Tim Miller, environmental specialist at ARM Buildings, said: “Farmers particularly need to inspect their air inlets, that have been wide open for much of the summer, to see that they are not stuck and can be closed down sufficiently for minimum ventilation rates. We are already seeing very cool nights and rapid changes of temperature.
“As well as leading to poor performance, these fluctuations can predispose to health issues or vices.”
Mr Miller said that he had already been called out to deal with problems on many units because of ventilation malfunctions, most of which could have been avoided.
“It’s been manic, so obviously there are widespread problems,” he added.
Build-up of dust and dirt around inlets and backdraught shutters will prevent them functioning properly; on electrical components it could constitute a fire risk.
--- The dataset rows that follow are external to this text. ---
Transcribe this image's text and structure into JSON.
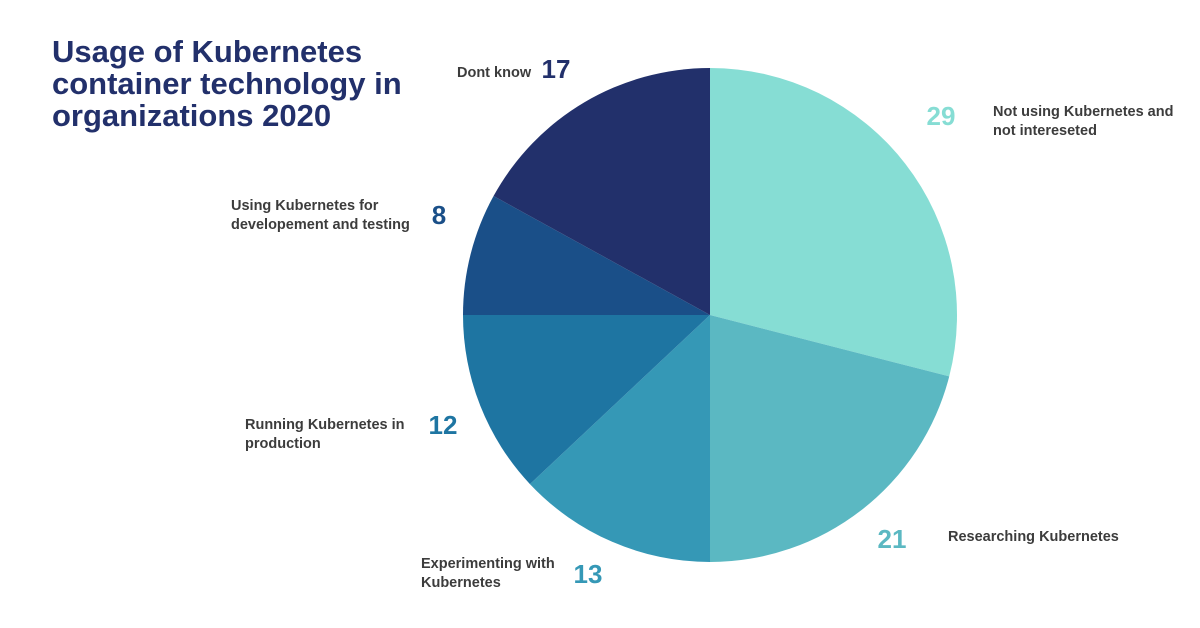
{
  "chart_data": {
    "type": "pie",
    "title_lines": [
      "Usage of Kubernetes",
      "container technology in",
      "organizations 2020"
    ],
    "start": "12 o'clock",
    "direction": "clockwise",
    "slices": [
      {
        "label": "Not using Kubernetes and not intereseted",
        "label_lines": [
          "Not using Kubernetes and",
          "not intereseted"
        ],
        "value": 29,
        "color": "#86ddd4",
        "value_color": "#86ddd4"
      },
      {
        "label": "Researching Kubernetes",
        "label_lines": [
          "Researching Kubernetes"
        ],
        "value": 21,
        "color": "#5bb8c2",
        "value_color": "#5bb8c2"
      },
      {
        "label": "Experimenting with Kubernetes",
        "label_lines": [
          "Experimenting with",
          "Kubernetes"
        ],
        "value": 13,
        "color": "#3598b6",
        "value_color": "#3598b6"
      },
      {
        "label": "Running Kubernetes in production",
        "label_lines": [
          "Running Kubernetes in",
          "production"
        ],
        "value": 12,
        "color": "#1e75a2",
        "value_color": "#1e75a2"
      },
      {
        "label": "Using Kubernetes for developement and testing",
        "label_lines": [
          "Using Kubernetes for",
          "developement and testing"
        ],
        "value": 8,
        "color": "#1a4f88",
        "value_color": "#1a4f88"
      },
      {
        "label": "Dont know",
        "label_lines": [
          "Dont know"
        ],
        "value": 17,
        "color": "#22306b",
        "value_color": "#22306b"
      }
    ]
  }
}
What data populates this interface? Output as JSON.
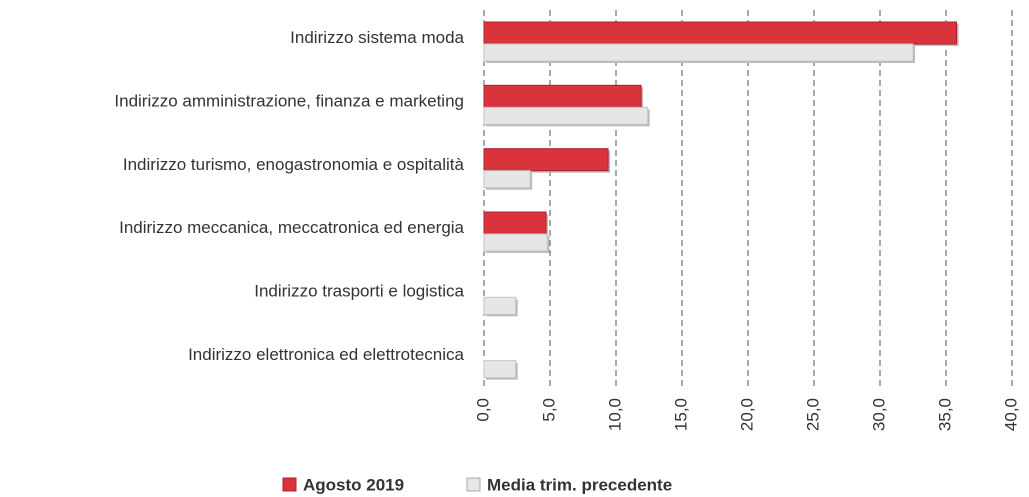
{
  "chart_data": {
    "type": "bar",
    "orientation": "horizontal",
    "categories": [
      "Indirizzo sistema moda",
      "Indirizzo amministrazione, finanza e marketing",
      "Indirizzo turismo, enogastronomia e ospitalità",
      "Indirizzo meccanica, meccatronica ed energia",
      "Indirizzo trasporti e logistica",
      "Indirizzo elettronica ed elettrotecnica"
    ],
    "series": [
      {
        "name": "Agosto 2019",
        "color": "#d9333b",
        "values": [
          35.8,
          11.9,
          9.4,
          4.7,
          0,
          0
        ]
      },
      {
        "name": "Media trim. precedente",
        "color": "#e6e6e6",
        "values": [
          32.5,
          12.4,
          3.5,
          4.8,
          2.4,
          2.4
        ]
      }
    ],
    "xlim": [
      0,
      40
    ],
    "xticks": [
      {
        "value": 0,
        "label": "0,0"
      },
      {
        "value": 5,
        "label": "5,0"
      },
      {
        "value": 10,
        "label": "10,0"
      },
      {
        "value": 15,
        "label": "15,0"
      },
      {
        "value": 20,
        "label": "20,0"
      },
      {
        "value": 25,
        "label": "25,0"
      },
      {
        "value": 30,
        "label": "30,0"
      },
      {
        "value": 35,
        "label": "35,0"
      },
      {
        "value": 40,
        "label": "40,0"
      }
    ],
    "grid": true,
    "legend": "bottom"
  }
}
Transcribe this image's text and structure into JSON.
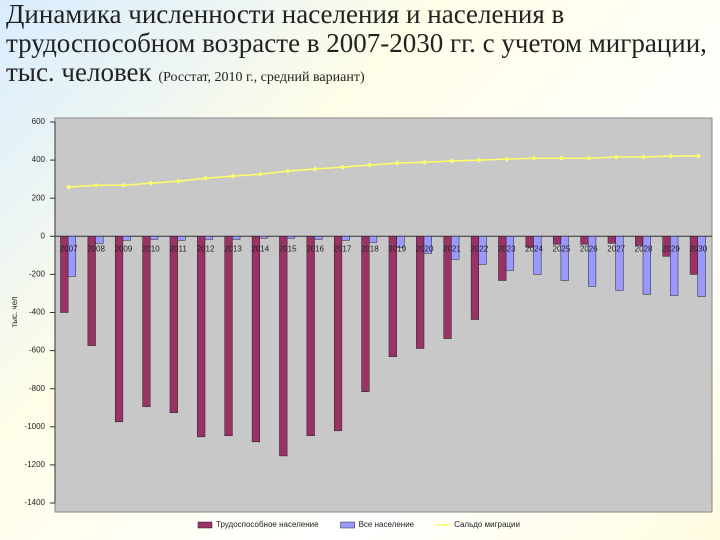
{
  "chart_data": {
    "type": "bar",
    "title": "Динамика численности населения и населения в трудоспособном возрасте в 2007-2030 гг. с учетом миграции, тыс. человек",
    "subtitle": "(Росстат, 2010 г., средний вариант)",
    "y_label": "тыс. чел",
    "categories": [
      "2007",
      "2008",
      "2009",
      "2010",
      "2011",
      "2012",
      "2013",
      "2014",
      "2015",
      "2016",
      "2017",
      "2018",
      "2019",
      "2020",
      "2021",
      "2022",
      "2023",
      "2024",
      "2025",
      "2026",
      "2027",
      "2028",
      "2029",
      "2030"
    ],
    "series": [
      {
        "name": "Трудоспособное население",
        "type": "bar",
        "color": "#993366",
        "values": [
          -400,
          -574,
          -974,
          -895,
          -926,
          -1053,
          -1047,
          -1079,
          -1153,
          -1047,
          -1021,
          -816,
          -632,
          -589,
          -537,
          -437,
          -232,
          -58,
          -42,
          -42,
          -37,
          -47,
          -105,
          -200
        ]
      },
      {
        "name": "Все население",
        "type": "bar",
        "color": "#9999ff",
        "values": [
          -210,
          -37,
          -21,
          -16,
          -21,
          -16,
          -16,
          -10,
          -10,
          -16,
          -21,
          -32,
          -58,
          -89,
          -121,
          -147,
          -179,
          -200,
          -232,
          -263,
          -284,
          -305,
          -311,
          -316
        ]
      },
      {
        "name": "Сальдо миграции",
        "type": "line",
        "color": "#ffff66",
        "values": [
          258,
          268,
          268,
          279,
          289,
          305,
          316,
          326,
          342,
          353,
          363,
          374,
          384,
          389,
          395,
          400,
          405,
          410,
          410,
          410,
          416,
          416,
          421,
          421
        ]
      }
    ],
    "ylim": [
      -1400,
      600
    ],
    "yticks": [
      600,
      400,
      200,
      0,
      -200,
      -400,
      -600,
      -800,
      -1000,
      -1200,
      -1400
    ],
    "grid": false,
    "legend": "bottom"
  }
}
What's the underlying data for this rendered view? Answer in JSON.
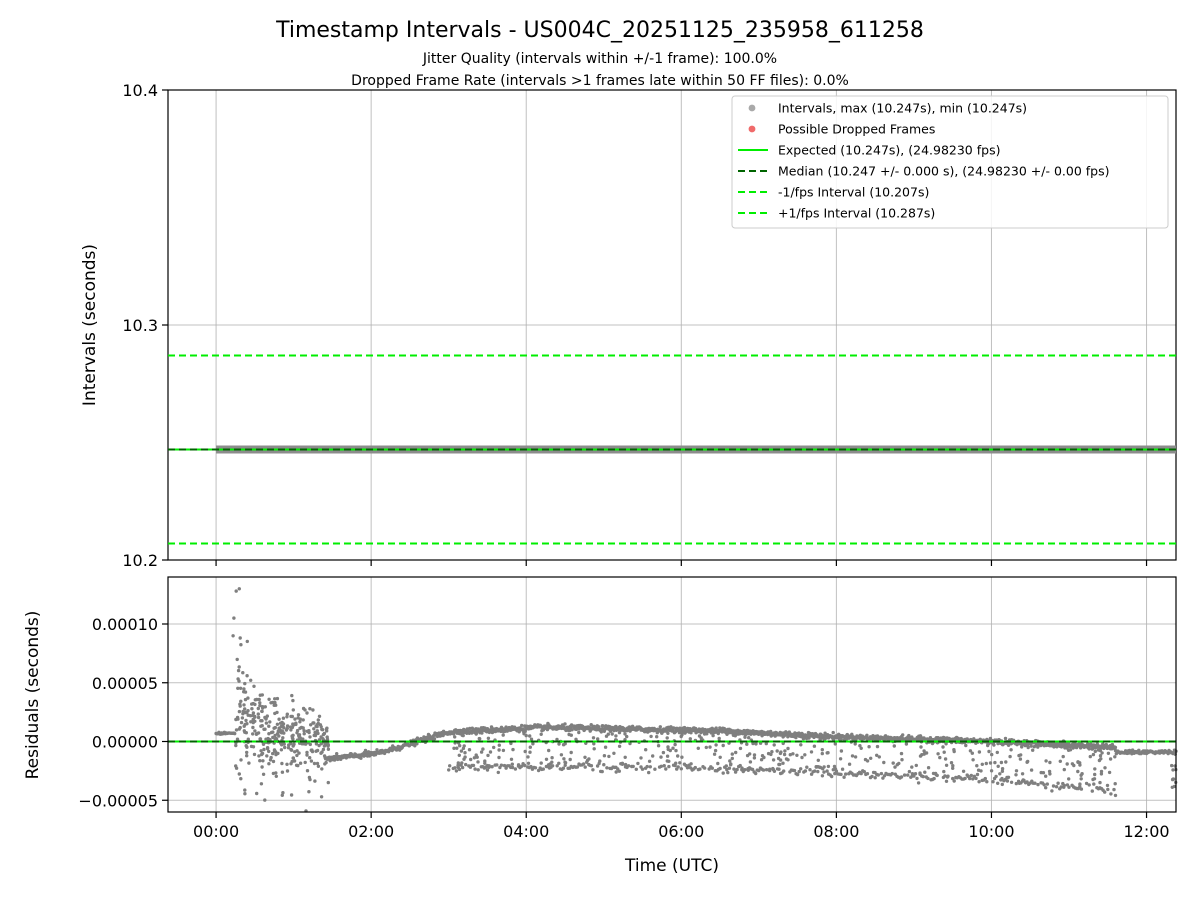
{
  "chart_data": {
    "type": "scatter",
    "title": "Timestamp Intervals - US004C_20251125_235958_611258",
    "subtitle_line1": "Jitter Quality (intervals within +/-1 frame): 100.0%",
    "subtitle_line2": "Dropped Frame Rate (intervals >1 frames late within 50 FF files): 0.0%",
    "top_panel": {
      "ylabel": "Intervals (seconds)",
      "ylim": [
        10.2,
        10.4
      ],
      "yticks": [
        "10.2",
        "10.3",
        "10.4"
      ],
      "yticks_values": [
        10.2,
        10.3,
        10.4
      ],
      "interval_value": 10.247,
      "expected": 10.247,
      "median": 10.247,
      "minus_fps": 10.207,
      "plus_fps": 10.287,
      "grid": true,
      "legend_position": "top-right",
      "legend": [
        {
          "label": "Intervals, max (10.247s), min (10.247s)",
          "kind": "marker",
          "color": "#a9a9a9"
        },
        {
          "label": "Possible Dropped Frames",
          "kind": "marker",
          "color": "#f06a6a"
        },
        {
          "label": "Expected (10.247s), (24.98230 fps)",
          "kind": "solid",
          "color": "#00ee00"
        },
        {
          "label": "Median (10.247 +/- 0.000 s), (24.98230 +/- 0.00 fps)",
          "kind": "dashed",
          "color": "#006400"
        },
        {
          "label": "-1/fps Interval (10.207s)",
          "kind": "dashed",
          "color": "#00ee00"
        },
        {
          "label": "+1/fps Interval (10.287s)",
          "kind": "dashed",
          "color": "#00ee00"
        }
      ]
    },
    "bottom_panel": {
      "ylabel": "Residuals (seconds)",
      "xlabel": "Time (UTC)",
      "ylim": [
        -6e-05,
        0.00014
      ],
      "yticks": [
        "−0.00005",
        "0.00000",
        "0.00005",
        "0.00010"
      ],
      "yticks_values": [
        -5e-05,
        0,
        5e-05,
        0.0001
      ],
      "zero_line": 0,
      "grid": true
    },
    "x_axis": {
      "unit": "hours",
      "xlim": [
        -0.62,
        12.38
      ],
      "data_range": [
        0.0,
        12.4
      ],
      "ticks": [
        "00:00",
        "02:00",
        "04:00",
        "06:00",
        "08:00",
        "10:00",
        "12:00"
      ],
      "ticks_values": [
        0,
        2,
        4,
        6,
        8,
        10,
        12
      ]
    },
    "residual_series": {
      "point_count": 2800,
      "point_color": "#7f7f7f",
      "description_points": [
        {
          "x": 0.0,
          "y": 7e-06
        },
        {
          "x": 0.2,
          "y": 7e-06
        },
        {
          "x": 0.3,
          "y": 0.00013
        },
        {
          "x": 0.5,
          "y": 3.5e-05
        },
        {
          "x": 1.0,
          "y": 5e-06
        },
        {
          "x": 1.4,
          "y": -1.5e-05
        },
        {
          "x": 2.0,
          "y": -1.2e-05
        },
        {
          "x": 2.5,
          "y": 0.0
        },
        {
          "x": 3.0,
          "y": 8e-06
        },
        {
          "x": 4.0,
          "y": 1.2e-05
        },
        {
          "x": 6.0,
          "y": 1e-05
        },
        {
          "x": 8.0,
          "y": 4e-06
        },
        {
          "x": 10.0,
          "y": 0.0
        },
        {
          "x": 11.5,
          "y": -5e-06
        },
        {
          "x": 12.4,
          "y": -9e-06
        }
      ]
    }
  }
}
Record summer temperatures triggered alarm systems on many units so the set temperatures were raised to avoid false-alarms.
“It’s important that these are re-set to a realistic level for the winter and that livestock staff remember to change ventilation and temperature curves from summer to winter settings,” Mr Miller said.
“Farmers really need to consider regular servicing, not only to improve pig performance but also to save money. Linked heating and ventilation systems in weaner-grower houses, especially, may need re-synchronising to avoid expelling expensively warmed air straight out of the house into the atmosphere.”